Thionine
- Names: Preferred IUPAC name 3,7-Diamino-5λ^{4}-phenothiazin-5-ylium

Identifiers
- CAS Number: 26754-93-8;
- 3D model (JSmol): Interactive image;
- ChemSpider: 10554883;
- ECHA InfoCard: 100.008.611
- PubChem CID: 65043 (chloride salt);
- UNII: 8CFV7T4334;
- CompTox Dashboard (EPA): DTXSID40928850, DTXSID60936593 DTXSID90883445, DTXSID40928850, DTXSID60936593 ;

Properties
- Chemical formula: C_{12}H_{10}N_{3}S^{+}
- Molar mass: 228.29 g·mol^{−1}

= Thionine =

Chemical compound and histologic stain C12H10N3S

Thionine, also known as Lauth's violet, is the salt of a heterocyclic compound. It was firstly synthesised by Charles Lauth. A variety of salts are known including the chloride and acetate, called respectively thionine chloride and thionine acetate. The dye is structurally related to methylene blue, which also features a phenothiazine core. The dye's name is frequently misspelled with omission of the e, and is not to be confused with the plant protein thionin. The -ine ending indicates that the compound is an amine.
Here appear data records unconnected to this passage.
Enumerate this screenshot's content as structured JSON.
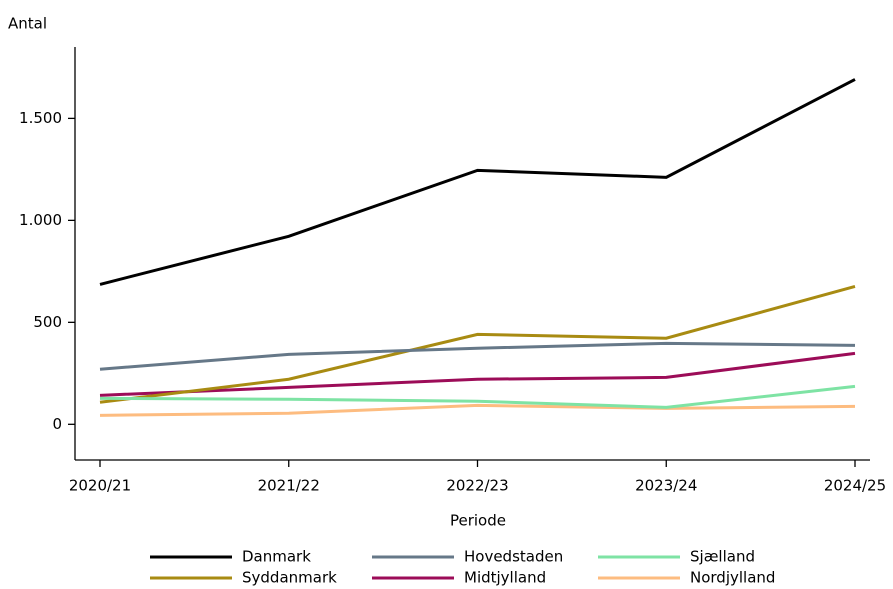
{
  "chart_data": {
    "type": "line",
    "y_label": "Antal",
    "x_label": "Periode",
    "categories": [
      "2020/21",
      "2021/22",
      "2022/23",
      "2023/24",
      "2024/25"
    ],
    "ylim": [
      -175,
      1850
    ],
    "yticks": [
      0,
      500,
      {
        "value": 1000,
        "label": "1.000"
      },
      {
        "value": 1500,
        "label": "1.500"
      }
    ],
    "series": [
      {
        "name": "Danmark",
        "color": "#000000",
        "values": [
          686,
          922,
          1245,
          1211,
          1691
        ]
      },
      {
        "name": "Hovedstaden",
        "color": "#667888",
        "values": [
          270,
          343,
          373,
          397,
          387
        ]
      },
      {
        "name": "Sjælland",
        "color": "#7ee3a4",
        "values": [
          127,
          123,
          113,
          83,
          186
        ]
      },
      {
        "name": "Syddanmark",
        "color": "#a88b12",
        "values": [
          108,
          221,
          441,
          422,
          676
        ]
      },
      {
        "name": "Midtjylland",
        "color": "#9c0c58",
        "values": [
          142,
          181,
          221,
          230,
          348
        ]
      },
      {
        "name": "Nordjylland",
        "color": "#fdbc80",
        "values": [
          44,
          54,
          93,
          78,
          88
        ]
      }
    ]
  }
}
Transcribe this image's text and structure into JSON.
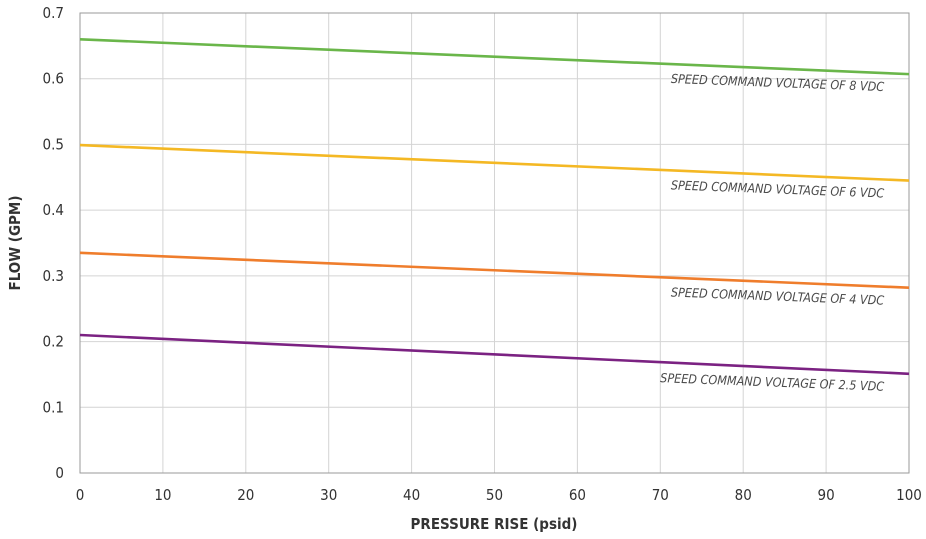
{
  "chart_data": {
    "type": "line",
    "title": "",
    "xlabel": "PRESSURE RISE (psid)",
    "ylabel": "FLOW (GPM)",
    "xlim": [
      0,
      100
    ],
    "ylim": [
      0,
      0.7
    ],
    "xticks": [
      0,
      10,
      20,
      30,
      40,
      50,
      60,
      70,
      80,
      90,
      100
    ],
    "yticks": [
      0,
      0.1,
      0.2,
      0.3,
      0.4,
      0.5,
      0.6,
      0.7
    ],
    "xtick_labels": [
      "0",
      "10",
      "20",
      "30",
      "40",
      "50",
      "60",
      "70",
      "80",
      "90",
      "100"
    ],
    "ytick_labels": [
      "0",
      "0.1",
      "0.2",
      "0.3",
      "0.4",
      "0.5",
      "0.6",
      "0.7"
    ],
    "grid": true,
    "legend": "inline labels",
    "series": [
      {
        "name": "SPEED COMMAND VOLTAGE OF 8 VDC",
        "color": "#6ab64a",
        "x": [
          0,
          100
        ],
        "y": [
          0.66,
          0.607
        ]
      },
      {
        "name": "SPEED COMMAND VOLTAGE OF 6 VDC",
        "color": "#f4b824",
        "x": [
          0,
          100
        ],
        "y": [
          0.499,
          0.445
        ]
      },
      {
        "name": "SPEED COMMAND VOLTAGE OF 4 VDC",
        "color": "#ef7d2c",
        "x": [
          0,
          100
        ],
        "y": [
          0.335,
          0.282
        ]
      },
      {
        "name": "SPEED COMMAND VOLTAGE OF 2.5 VDC",
        "color": "#7b2282",
        "x": [
          0,
          100
        ],
        "y": [
          0.21,
          0.151
        ]
      }
    ]
  }
}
==Dye properties and use==
Thionine is a strongly staining metachromatic dye, which is widely used for biological staining. Thionine can also be used in place of Schiff reagent in quantitative Feulgen staining of DNA. It can also be used to mediate electron transfer in microbial fuel cells. Thionine is a pH-dependent redox indicator with E^{0} = 0.06 at pH 7.0. Its reduced form, leuco-thionine, is colorless.
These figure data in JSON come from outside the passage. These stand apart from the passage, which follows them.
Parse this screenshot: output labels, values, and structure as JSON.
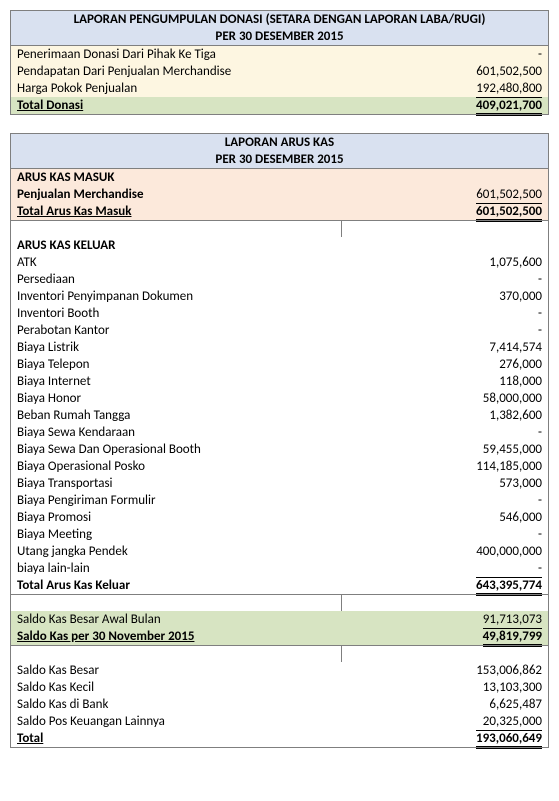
{
  "report1": {
    "title1": "LAPORAN PENGUMPULAN DONASI  (SETARA DENGAN LAPORAN LABA/RUGI)",
    "title2": "PER 30 DESEMBER 2015",
    "rows": [
      {
        "label": "Penerimaan Donasi Dari Pihak Ke Tiga",
        "value": "-"
      },
      {
        "label": "Pendapatan Dari Penjualan Merchandise",
        "value": "601,502,500"
      },
      {
        "label": "Harga Pokok Penjualan",
        "value": "192,480,800"
      }
    ],
    "total_label": "Total Donasi",
    "total_value": "409,021,700"
  },
  "report2": {
    "title1": "LAPORAN ARUS KAS",
    "title2": "PER 30 DESEMBER 2015",
    "inflow_heading": "ARUS KAS MASUK",
    "inflow_rows": [
      {
        "label": "Penjualan Merchandise",
        "value": "601,502,500"
      }
    ],
    "inflow_total_label": "Total Arus Kas Masuk",
    "inflow_total_value": "601,502,500",
    "outflow_heading": "ARUS KAS KELUAR",
    "outflow_rows": [
      {
        "label": "ATK",
        "value": "1,075,600"
      },
      {
        "label": "Persediaan",
        "value": "-"
      },
      {
        "label": "Inventori Penyimpanan Dokumen",
        "value": "370,000"
      },
      {
        "label": "Inventori Booth",
        "value": "-"
      },
      {
        "label": "Perabotan Kantor",
        "value": "-"
      },
      {
        "label": "Biaya Listrik",
        "value": "7,414,574"
      },
      {
        "label": "Biaya Telepon",
        "value": "276,000"
      },
      {
        "label": "Biaya Internet",
        "value": "118,000"
      },
      {
        "label": "Biaya Honor",
        "value": "58,000,000"
      },
      {
        "label": "Beban Rumah Tangga",
        "value": "1,382,600"
      },
      {
        "label": "Biaya Sewa Kendaraan",
        "value": "-"
      },
      {
        "label": "Biaya Sewa Dan Operasional Booth",
        "value": "59,455,000"
      },
      {
        "label": "Biaya Operasional Posko",
        "value": "114,185,000"
      },
      {
        "label": "Biaya Transportasi",
        "value": "573,000"
      },
      {
        "label": "Biaya Pengiriman Formulir",
        "value": "-"
      },
      {
        "label": "Biaya Promosi",
        "value": "546,000"
      },
      {
        "label": "Biaya Meeting",
        "value": "-"
      },
      {
        "label": "Utang jangka Pendek",
        "value": "400,000,000"
      },
      {
        "label": "biaya lain-lain",
        "value": "-"
      }
    ],
    "outflow_total_label": "Total Arus Kas Keluar",
    "outflow_total_value": "643,395,774",
    "saldo_rows": [
      {
        "label": "Saldo Kas Besar Awal Bulan",
        "value": "91,713,073"
      }
    ],
    "saldo_final_label": "Saldo Kas per 30 November 2015",
    "saldo_final_value": "49,819,799",
    "breakdown_rows": [
      {
        "label": "Saldo Kas Besar",
        "value": "153,006,862"
      },
      {
        "label": "Saldo Kas Kecil",
        "value": "13,103,300"
      },
      {
        "label": "Saldo Kas di Bank",
        "value": "6,625,487"
      },
      {
        "label": "Saldo Pos Keuangan Lainnya",
        "value": "20,325,000"
      }
    ],
    "breakdown_total_label": "Total",
    "breakdown_total_value": "193,060,649"
  },
  "colors": {
    "header_bg": "#d9e1f0",
    "yellow_bg": "#fdf6e1",
    "orange_bg": "#fce9db",
    "green_bg": "#d7e4c2",
    "border": "#7f7f7f"
  }
}
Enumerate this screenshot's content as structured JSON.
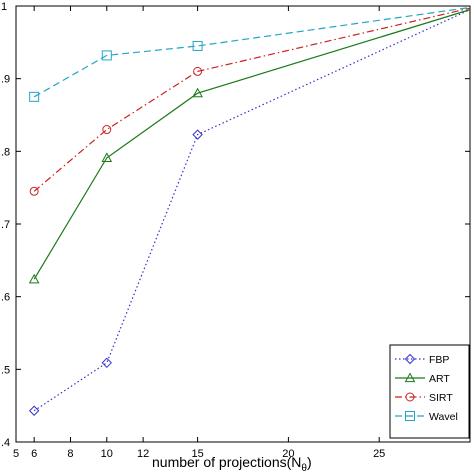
{
  "chart_data": {
    "type": "line",
    "xlabel": "number of projections(N",
    "xlabel_subscript": "θ",
    "xlabel_close": ")",
    "xlim": [
      5,
      30
    ],
    "ylim": [
      0.4,
      1.0
    ],
    "x_ticks": [
      5,
      6,
      8,
      10,
      12,
      15,
      20,
      25
    ],
    "y_ticks": [
      {
        "value": 0.4,
        "label": ".4"
      },
      {
        "value": 0.5,
        "label": ".5"
      },
      {
        "value": 0.6,
        "label": ".6"
      },
      {
        "value": 0.7,
        "label": ".7"
      },
      {
        "value": 0.8,
        "label": ".8"
      },
      {
        "value": 0.9,
        "label": ".9"
      },
      {
        "value": 1.0,
        "label": "1"
      }
    ],
    "grid": false,
    "legend_position": "bottom-right",
    "series": [
      {
        "name": "FBP",
        "color": "#3333cc",
        "dash": "dotted",
        "marker": "diamond",
        "x": [
          6,
          10,
          15,
          30
        ],
        "y": [
          0.443,
          0.509,
          0.823,
          0.995
        ]
      },
      {
        "name": "ART",
        "color": "#1a7a1a",
        "dash": "solid",
        "marker": "triangle",
        "x": [
          6,
          10,
          15,
          30
        ],
        "y": [
          0.624,
          0.791,
          0.88,
          0.995
        ]
      },
      {
        "name": "SIRT",
        "color": "#cc2222",
        "dash": "dashdot",
        "marker": "circle",
        "x": [
          6,
          10,
          15,
          30
        ],
        "y": [
          0.745,
          0.83,
          0.91,
          0.997
        ]
      },
      {
        "name": "Wavel",
        "color": "#22a6c4",
        "dash": "dashed",
        "marker": "square",
        "x": [
          6,
          10,
          15,
          30
        ],
        "y": [
          0.875,
          0.932,
          0.945,
          0.998
        ]
      }
    ]
  }
}
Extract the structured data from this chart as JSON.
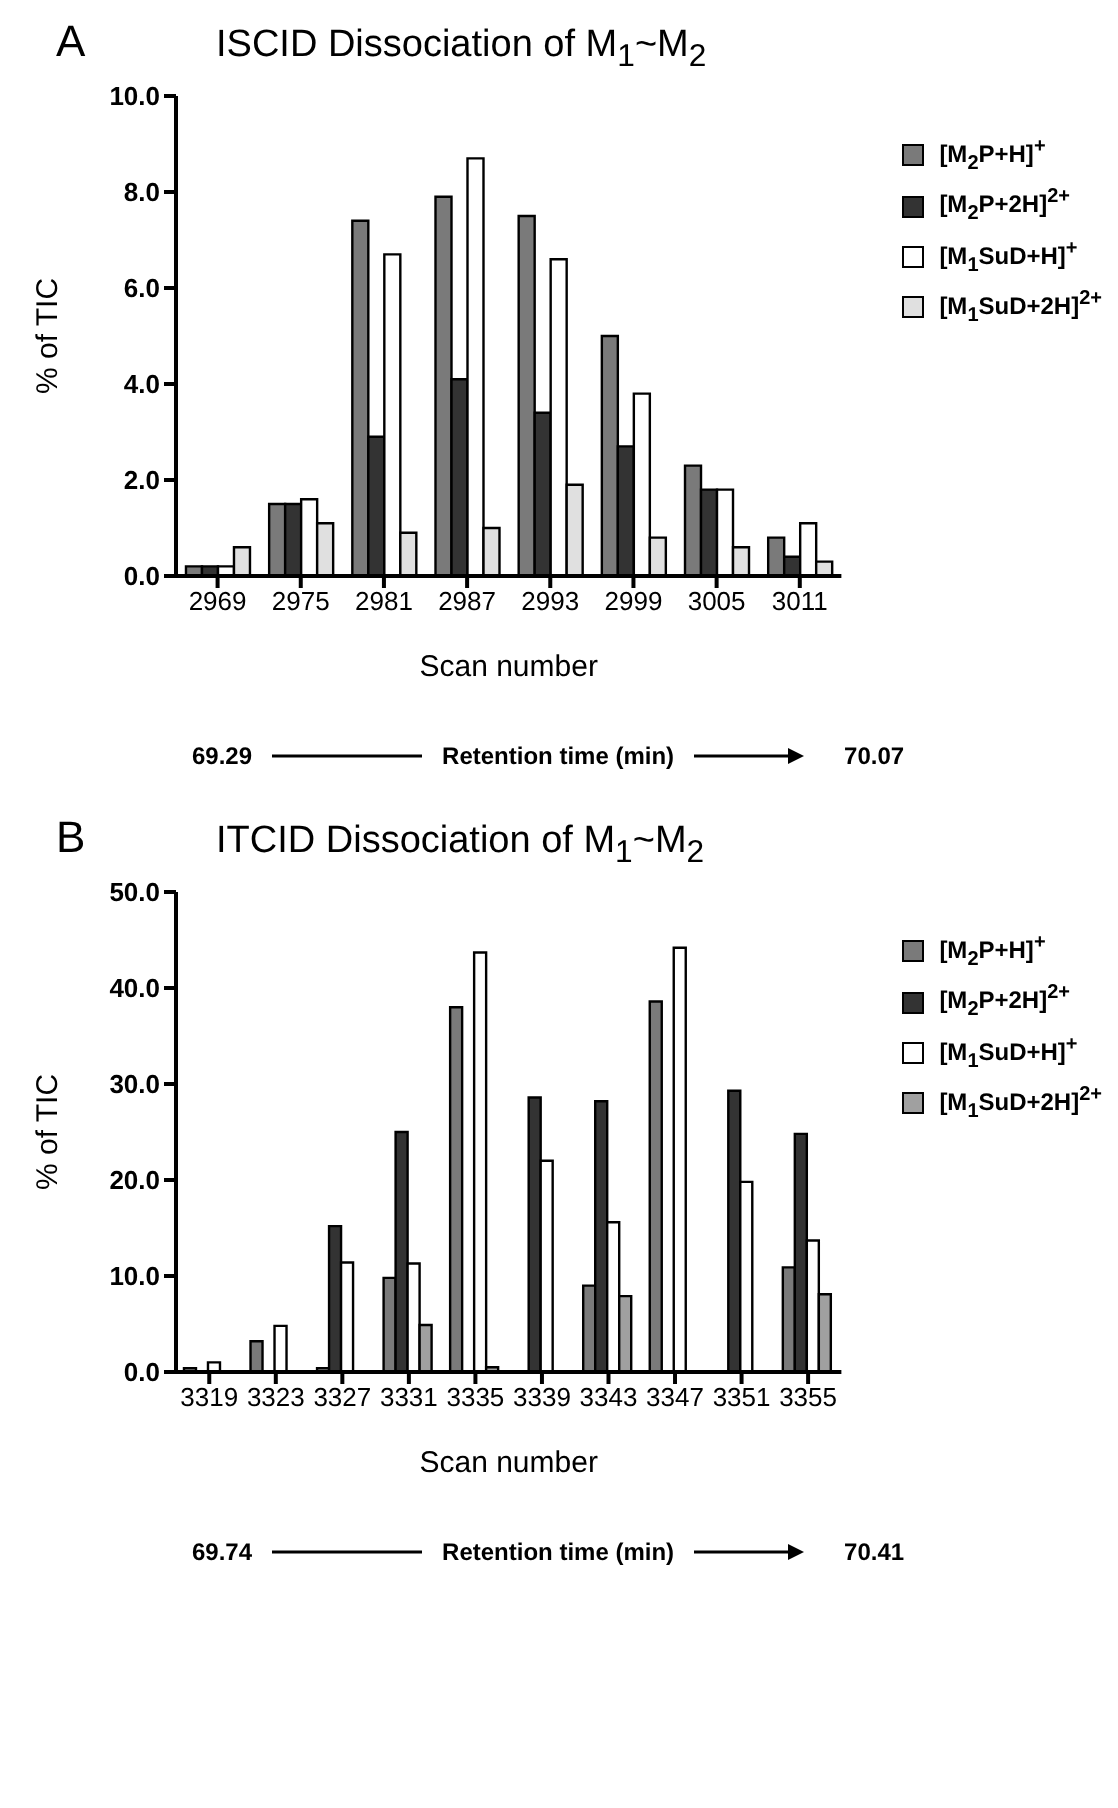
{
  "chart_data": [
    {
      "type": "bar",
      "title": "ISCID Dissociation of M$_{1}$~M$_{2}$",
      "xlabel": "Scan number",
      "ylabel": "% of TIC",
      "categories": [
        "2969",
        "2975",
        "2981",
        "2987",
        "2993",
        "2999",
        "3005",
        "3011"
      ],
      "series": [
        {
          "name": "[M$_{2}$P+H]$^{+}$",
          "color": "#7a7a7a",
          "values": [
            0.2,
            1.5,
            7.4,
            7.9,
            7.5,
            5.0,
            2.3,
            0.8
          ]
        },
        {
          "name": "[M$_{2}$P+2H]$^{2+}$",
          "color": "#333333",
          "values": [
            0.2,
            1.5,
            2.9,
            4.1,
            3.4,
            2.7,
            1.8,
            0.4
          ]
        },
        {
          "name": "[M$_{1}$SuD+H]$^{+}$",
          "color": "#ffffff",
          "values": [
            0.2,
            1.6,
            6.7,
            8.7,
            6.6,
            3.8,
            1.8,
            1.1
          ]
        },
        {
          "name": "[M$_{1}$SuD+2H]$^{2+}$",
          "color": "#e0e0e0",
          "values": [
            0.6,
            1.1,
            0.9,
            1.0,
            1.9,
            0.8,
            0.6,
            0.3
          ]
        }
      ],
      "ylim": [
        0,
        10
      ],
      "yticks": [
        {
          "value": 0,
          "label": "0.0"
        },
        {
          "value": 2,
          "label": "2.0"
        },
        {
          "value": 4,
          "label": "4.0"
        },
        {
          "value": 6,
          "label": "6.0"
        },
        {
          "value": 8,
          "label": "8.0"
        },
        {
          "value": 10,
          "label": "10.0"
        }
      ],
      "grid": false,
      "legend": "top right",
      "annotations": [
        "A",
        "69.29",
        "Retention time (min)",
        "70.07"
      ]
    },
    {
      "type": "bar",
      "title": "ITCID Dissociation of M$_{1}$~M$_{2}$",
      "xlabel": "Scan number",
      "ylabel": "% of TIC",
      "categories": [
        "3319",
        "3323",
        "3327",
        "3331",
        "3335",
        "3339",
        "3343",
        "3347",
        "3351",
        "3355"
      ],
      "series": [
        {
          "name": "[M$_{2}$P+H]$^{+}$",
          "color": "#7a7a7a",
          "values": [
            0.4,
            3.2,
            0.4,
            9.8,
            38.0,
            0,
            9.0,
            38.6,
            0,
            10.9
          ]
        },
        {
          "name": "[M$_{2}$P+2H]$^{2+}$",
          "color": "#333333",
          "values": [
            0,
            0,
            15.2,
            25.0,
            0,
            28.6,
            28.2,
            0,
            29.3,
            24.8
          ]
        },
        {
          "name": "[M$_{1}$SuD+H]$^{+}$",
          "color": "#ffffff",
          "values": [
            1.0,
            4.8,
            11.4,
            11.3,
            43.7,
            22.0,
            15.6,
            44.2,
            19.8,
            13.7
          ]
        },
        {
          "name": "[M$_{1}$SuD+2H]$^{2+}$",
          "color": "#a0a0a0",
          "values": [
            0,
            0,
            0,
            4.9,
            0.5,
            0,
            7.9,
            0,
            0,
            8.1
          ]
        }
      ],
      "ylim": [
        0,
        50
      ],
      "yticks": [
        {
          "value": 0,
          "label": "0.0"
        },
        {
          "value": 10,
          "label": "10.0"
        },
        {
          "value": 20,
          "label": "20.0"
        },
        {
          "value": 30,
          "label": "30.0"
        },
        {
          "value": 40,
          "label": "40.0"
        },
        {
          "value": 50,
          "label": "50.0"
        }
      ],
      "grid": false,
      "legend": "top right",
      "annotations": [
        "B",
        "69.74",
        "Retention time (min)",
        "70.41"
      ]
    }
  ]
}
When both the amines are dimethylated, the product tetramethyl thionine is the famous methylene blue, and the intermediates are Azure C (Monomethyl thionine), Azure A (when one of the amines is dimethylated and the other remains a primary amine), and Azure B (Trimethyl thionine). When methylene blue is "polychromed" by ripening (oxidized in solution or metabolized by fungal contamination, as originally noted in the thesis of Dr D L Romanowski in 1890s), it forms thionine and all the Azure intermediates.